About ten-thirty she was aware that he was prosaically strolling toward her.

Hundreds of times, in secret maiden speculations about love, the girl Una had surmised that it would be embarrassing to meet a man the morning after you had yielded to his caress. It had been perplexing-one of those mysteries of love over which virgins brood between chapters of novels, of which they diffidently whisper to other girls when young married friends are amazingly going to have a baby.
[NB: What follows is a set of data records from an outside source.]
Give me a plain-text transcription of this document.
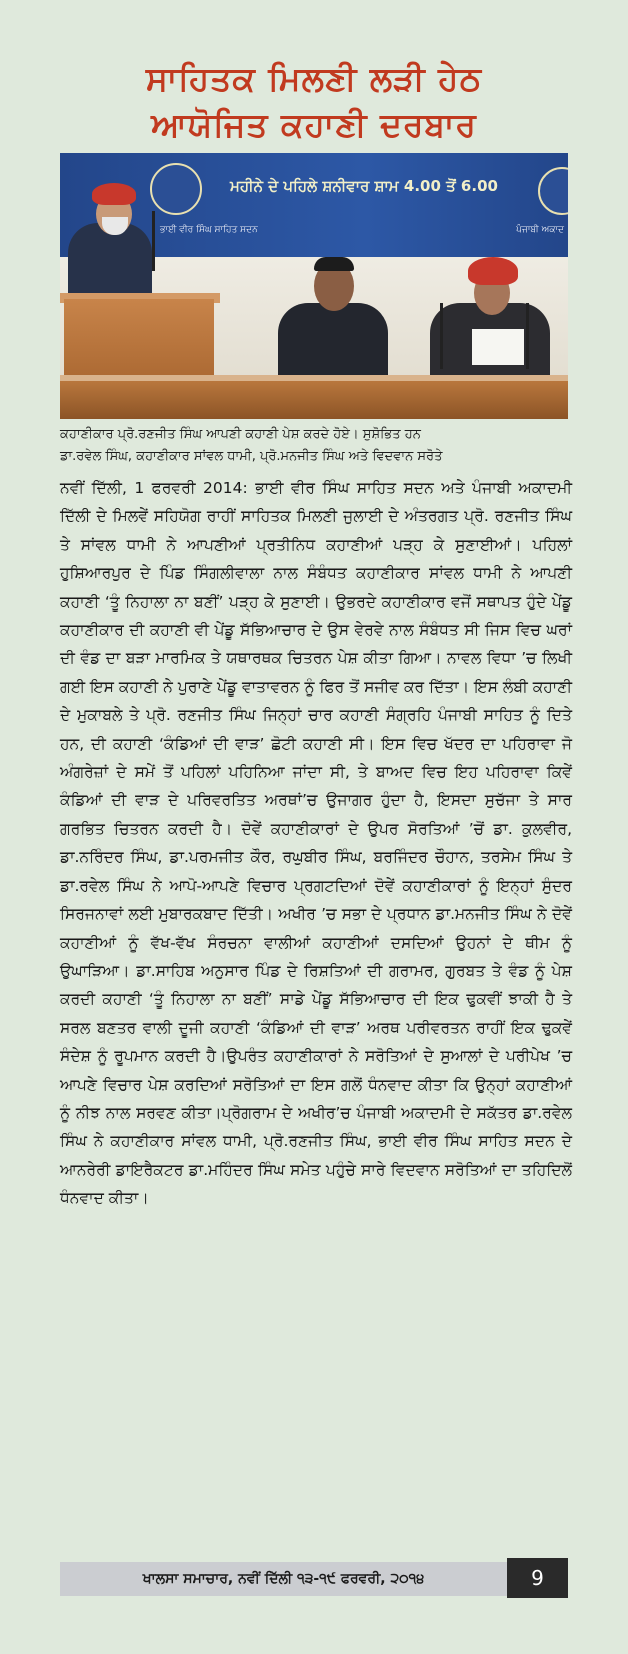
ਸਾਹਿਤਕ ਮਿਲਣੀ ਲੜੀ ਹੇਠ
ਆਯੋਜਿਤ ਕਹਾਣੀ ਦਰਬਾਰ
ਮਹੀਨੇ ਦੇ ਪਹਿਲੇ ਸ਼ਨੀਵਾਰ ਸ਼ਾਮ 4.00 ਤੋਂ 6.00
ਭਾਈ ਵੀਰ ਸਿੰਘ ਸਾਹਿਤ ਸਦਨ	ਪੰਜਾਬੀ ਅਕਾਦ
ਕਹਾਣੀਕਾਰ ਪ੍ਰੋ.ਰਣਜੀਤ ਸਿੰਘ ਆਪਣੀ ਕਹਾਣੀ ਪੇਸ਼ ਕਰਦੇ ਹੋਏ। ਸੁਸ਼ੋਭਿਤ ਹਨ
ਡਾ.ਰਵੇਲ ਸਿੰਘ, ਕਹਾਣੀਕਾਰ ਸਾਂਵਲ ਧਾਮੀ, ਪ੍ਰੋ.ਮਨਜੀਤ ਸਿੰਘ ਅਤੇ ਵਿਦਵਾਨ ਸਰੋਤੇ
ਨਵੀਂ ਦਿੱਲੀ, 1 ਫਰਵਰੀ 2014: ਭਾਈ ਵੀਰ ਸਿੰਘ ਸਾਹਿਤ ਸਦਨ ਅਤੇ ਪੰਜਾਬੀ ਅਕਾਦਮੀ ਦਿੱਲੀ ਦੇ ਮਿਲਵੇਂ ਸਹਿਯੋਗ ਰਾਹੀਂ ਸਾਹਿਤਕ ਮਿਲਣੀ ਜੁਲਾਈ ਦੇ ਅੰਤਰਗਤ ਪ੍ਰੋ. ਰਣਜੀਤ ਸਿੰਘ ਤੇ ਸਾਂਵਲ ਧਾਮੀ ਨੇ ਆਪਣੀਆਂ ਪ੍ਰਤੀਨਿਧ ਕਹਾਣੀਆਂ ਪੜ੍ਹ ਕੇ ਸੁਣਾਈਆਂ। ਪਹਿਲਾਂ ਹੁਸ਼ਿਆਰਪੁਰ ਦੇ ਪਿੰਡ ਸਿੰਗਲੀਵਾਲਾ ਨਾਲ ਸੰਬੰਧਤ ਕਹਾਣੀਕਾਰ ਸਾਂਵਲ ਧਾਮੀ ਨੇ ਆਪਣੀ ਕਹਾਣੀ ‘ਤੂੰ ਨਿਹਾਲਾ ਨਾ ਬਣੀਂ’ ਪੜ੍ਹ ਕੇ ਸੁਣਾਈ। ਉਭਰਦੇ ਕਹਾਣੀਕਾਰ ਵਜੋਂ ਸਥਾਪਤ ਹੁੰਦੇ ਪੇਂਡੂ ਕਹਾਣੀਕਾਰ ਦੀ ਕਹਾਣੀ ਵੀ ਪੇਂਡੂ ਸੱਭਿਆਚਾਰ ਦੇ ਉਸ ਵੇਰਵੇ ਨਾਲ ਸੰਬੰਧਤ ਸੀ ਜਿਸ ਵਿਚ ਘਰਾਂ ਦੀ ਵੰਡ ਦਾ ਬੜਾ ਮਾਰਮਿਕ ਤੇ ਯਥਾਰਥਕ ਚਿਤਰਨ ਪੇਸ਼ ਕੀਤਾ ਗਿਆ। ਨਾਵਲ ਵਿਧਾ ’ਚ ਲਿਖੀ ਗਈ ਇਸ ਕਹਾਣੀ ਨੇ ਪੁਰਾਣੇ ਪੇਂਡੂ ਵਾਤਾਵਰਨ ਨੂੰ ਫਿਰ ਤੋਂ ਸਜੀਵ ਕਰ ਦਿੱਤਾ। ਇਸ ਲੰਬੀ ਕਹਾਣੀ ਦੇ ਮੁਕਾਬਲੇ ਤੇ ਪ੍ਰੋ. ਰਣਜੀਤ ਸਿੰਘ ਜਿਨ੍ਹਾਂ ਚਾਰ ਕਹਾਣੀ ਸੰਗ੍ਰਹਿ ਪੰਜਾਬੀ ਸਾਹਿਤ ਨੂੰ ਦਿਤੇ ਹਨ, ਦੀ ਕਹਾਣੀ ‘ਕੰਡਿਆਂ ਦੀ ਵਾੜ’ ਛੋਟੀ ਕਹਾਣੀ ਸੀ। ਇਸ ਵਿਚ ਖੱਦਰ ਦਾ ਪਹਿਰਾਵਾ ਜੋ ਅੰਗਰੇਜ਼ਾਂ ਦੇ ਸਮੇਂ ਤੋਂ ਪਹਿਲਾਂ ਪਹਿਨਿਆ ਜਾਂਦਾ ਸੀ, ਤੇ ਬਾਅਦ ਵਿਚ ਇਹ ਪਹਿਰਾਵਾ ਕਿਵੇਂ ਕੰਡਿਆਂ ਦੀ ਵਾੜ ਦੇ ਪਰਿਵਰਤਿਤ ਅਰਥਾਂ’ਚ ਉਜਾਗਰ ਹੁੰਦਾ ਹੈ, ਇਸਦਾ ਸੁਚੱਜਾ ਤੇ ਸਾਰ ਗਰਭਿਤ ਚਿਤਰਨ ਕਰਦੀ ਹੈ। ਦੋਵੇਂ ਕਹਾਣੀਕਾਰਾਂ ਦੇ ਉਪਰ ਸੋਰਤਿਆਂ ’ਚੋਂ ਡਾ. ਕੁਲਵੀਰ, ਡਾ.ਨਰਿੰਦਰ ਸਿੰਘ, ਡਾ.ਪਰਮਜੀਤ ਕੌਰ, ਰਘੁਬੀਰ ਸਿੰਘ, ਬਰਜਿੰਦਰ ਚੌਹਾਨ, ਤਰਸੇਮ ਸਿੰਘ ਤੇ ਡਾ.ਰਵੇਲ ਸਿੰਘ ਨੇ ਆਪੋ-ਆਪਣੇ ਵਿਚਾਰ ਪ੍ਰਗਟਦਿਆਂ ਦੋਵੇਂ ਕਹਾਣੀਕਾਰਾਂ ਨੂੰ ਇਨ੍ਹਾਂ ਸੁੰਦਰ ਸਿਰਜਨਾਵਾਂ ਲਈ ਮੁਬਾਰਕਬਾਦ ਦਿੱਤੀ। ਅਖੀਰ ’ਚ ਸਭਾ ਦੇ ਪ੍ਰਧਾਨ ਡਾ.ਮਨਜੀਤ ਸਿੰਘ ਨੇ ਦੋਵੇਂ ਕਹਾਣੀਆਂ ਨੂੰ ਵੱਖ-ਵੱਖ ਸੰਰਚਨਾ ਵਾਲੀਆਂ ਕਹਾਣੀਆਂ ਦਸਦਿਆਂ ਉਹਨਾਂ ਦੇ ਥੀਮ ਨੂੰ ਉਘਾੜਿਆ। ਡਾ.ਸਾਹਿਬ ਅਨੁਸਾਰ ਪਿੰਡ ਦੇ ਰਿਸ਼ਤਿਆਂ ਦੀ ਗਰਾਮਰ, ਗੁਰਬਤ ਤੇ ਵੰਡ ਨੂੰ ਪੇਸ਼ ਕਰਦੀ ਕਹਾਣੀ ‘ਤੂੰ ਨਿਹਾਲਾ ਨਾ ਬਣੀਂ’ ਸਾਡੇ ਪੇਂਡੂ ਸੱਭਿਆਚਾਰ ਦੀ ਇਕ ਢੁਕਵੀਂ ਝਾਕੀ ਹੈ ਤੇ ਸਰਲ ਬਣਤਰ ਵਾਲੀ ਦੂਜੀ ਕਹਾਣੀ ‘ਕੰਡਿਆਂ ਦੀ ਵਾੜ’ ਅਰਥ ਪਰੀਵਰਤਨ ਰਾਹੀਂ ਇਕ ਢੁਕਵੇਂ ਸੰਦੇਸ਼ ਨੂੰ ਰੂਪਮਾਨ ਕਰਦੀ ਹੈ।ਉਪਰੰਤ ਕਹਾਣੀਕਾਰਾਂ ਨੇ ਸਰੋਤਿਆਂ ਦੇ ਸੁਆਲਾਂ ਦੇ ਪਰੀਪੇਖ ’ਚ ਆਪਣੇ ਵਿਚਾਰ ਪੇਸ਼ ਕਰਦਿਆਂ ਸਰੋਤਿਆਂ ਦਾ ਇਸ ਗਲੋਂ ਧੰਨਵਾਦ ਕੀਤਾ ਕਿ ਉਨ੍ਹਾਂ ਕਹਾਣੀਆਂ ਨੂੰ ਨੀਝ ਨਾਲ ਸਰਵਣ ਕੀਤਾ।ਪ੍ਰੋਗਰਾਮ ਦੇ ਅਖੀਰ’ਚ ਪੰਜਾਬੀ ਅਕਾਦਮੀ ਦੇ ਸਕੱਤਰ ਡਾ.ਰਵੇਲ ਸਿੰਘ ਨੇ ਕਹਾਣੀਕਾਰ ਸਾਂਵਲ ਧਾਮੀ, ਪ੍ਰੋ.ਰਣਜੀਤ ਸਿੰਘ, ਭਾਈ ਵੀਰ ਸਿੰਘ ਸਾਹਿਤ ਸਦਨ ਦੇ ਆਨਰੇਰੀ ਡਾਇਰੈਕਟਰ ਡਾ.ਮਹਿੰਦਰ ਸਿੰਘ ਸਮੇਤ ਪਹੁੰਚੇ ਸਾਰੇ ਵਿਦਵਾਨ ਸਰੋਤਿਆਂ ਦਾ ਤਹਿਦਿਲੋਂ ਧੰਨਵਾਦ ਕੀਤਾ।
ਖਾਲਸਾ ਸਮਾਚਾਰ, ਨਵੀਂ ਦਿੱਲੀ ੧੩-੧੯ ਫਰਵਰੀ, ੨੦੧੪	9
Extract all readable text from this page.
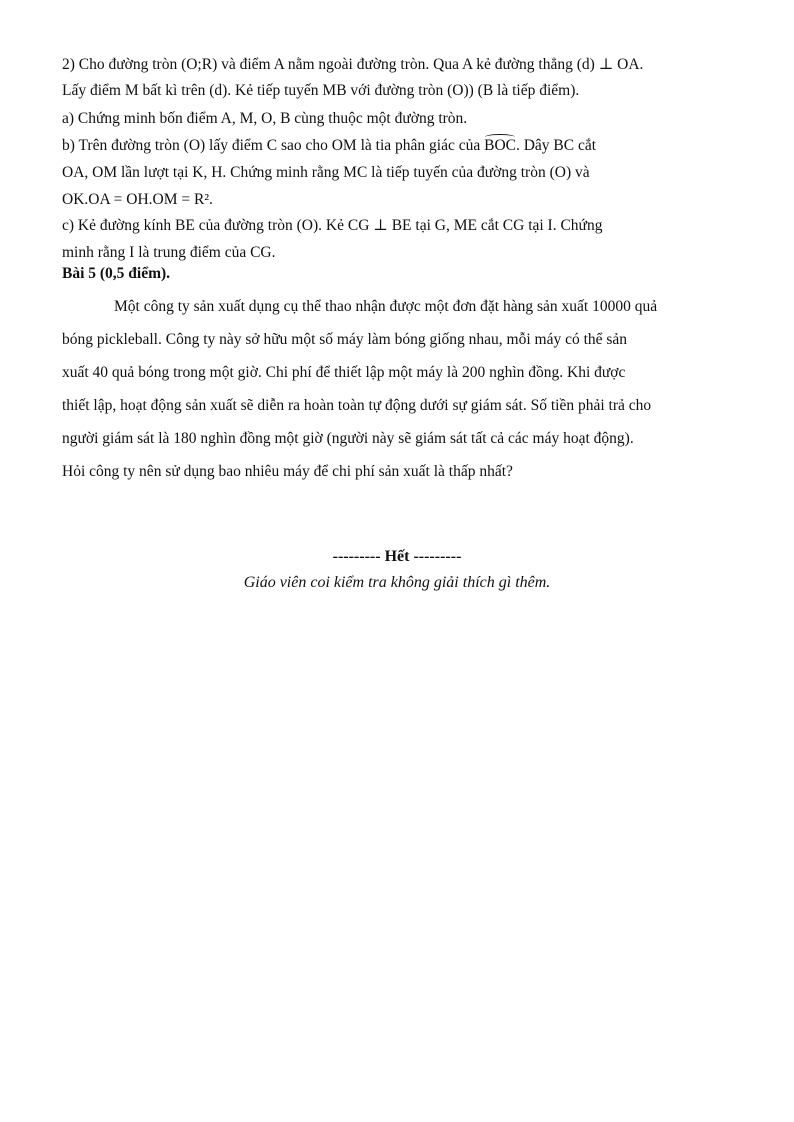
2) Cho đường tròn (O;R) và điểm A nằm ngoài đường tròn. Qua A kẻ đường thẳng (d) ⊥ OA.
Lấy điểm M bất kì trên (d). Kẻ tiếp tuyến MB với đường tròn (O)) (B là tiếp điểm).
a) Chứng minh bốn điểm A, M, O, B cùng thuộc một đường tròn.
b) Trên đường tròn (O) lấy điểm C sao cho OM là tia phân giác của BOC. Dây BC cắt
OA, OM lần lượt tại K, H. Chứng minh rằng MC là tiếp tuyến của đường tròn (O) và
OK.OA = OH.OM = R².
c) Kẻ đường kính BE của đường tròn (O). Kẻ CG ⊥ BE tại G, ME cắt CG tại I. Chứng
minh rằng I là trung điểm của CG.
Bài 5 (0,5 điểm).
Một công ty sản xuất dụng cụ thể thao nhận được một đơn đặt hàng sản xuất 10000 quả
bóng pickleball. Công ty này sở hữu một số máy làm bóng giống nhau, mỗi máy có thể sản
xuất 40 quả bóng trong một giờ. Chi phí để thiết lập một máy là 200 nghìn đồng. Khi được
thiết lập, hoạt động sản xuất sẽ diễn ra hoàn toàn tự động dưới sự giám sát. Số tiền phải trả cho
người giám sát là 180 nghìn đồng một giờ (người này sẽ giám sát tất cả các máy hoạt động).
Hỏi công ty nên sử dụng bao nhiêu máy để chi phí sản xuất là thấp nhất?
--------- Hết ---------
Giáo viên coi kiểm tra không giải thích gì thêm.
But she found it natural to smile up at Walter.... In this varnished, daytime office neither of them admitted their madness of meeting hands.

He merely stooped over her desk and said, sketchily, "Mornin', little Goldie."

Then for hours he seemed to avoid her. She was afraid. Most of all, afraid of her own desire to go to him and wail that he was avoiding her.

At three o'clock, when the office tribe accept with naïve gratitude any excuse to talk, to stop and tell one another a new joke, to rush to the window and critically view a parade, Una saw that Walter was beginning to hover near her. She was angry that he did not come straight to her. He did not seem quite to know whether he wanted her or not. But her face was calm above her typing while she watched him peer at her over the shoulder of S. Herbert Ross, to whom he was talking. He drew nearer to her. He examined a poster. She was oblivious of him. She was conscious that he was trying to find an excuse to say something without openly admitting to the ever-spying row of stenographers that he was interested in her. He wambled up to her at last and asked for a letter she had filed for him. She knew from the casual-looking drop of his eyes that he was peering at the triangle of her clear-skinned throat, and for his peeping uneasiness she rather despised him. She could fancy herself shouting at him, "Oh, stop fidgeting! Make up your mind whether you like me or not, and hurry up about it. I don't care now."

In which secret defiance she was able to luxuriate-since he was still in the office, not gone from her forever!-till five o'clock, when the detached young men of offices are wont to face another evening of lonely irrelevancy, and desperately begin to reach for companionship.

At that hour Walter rushed up and begged, "Goldie, you must come out with me this evening."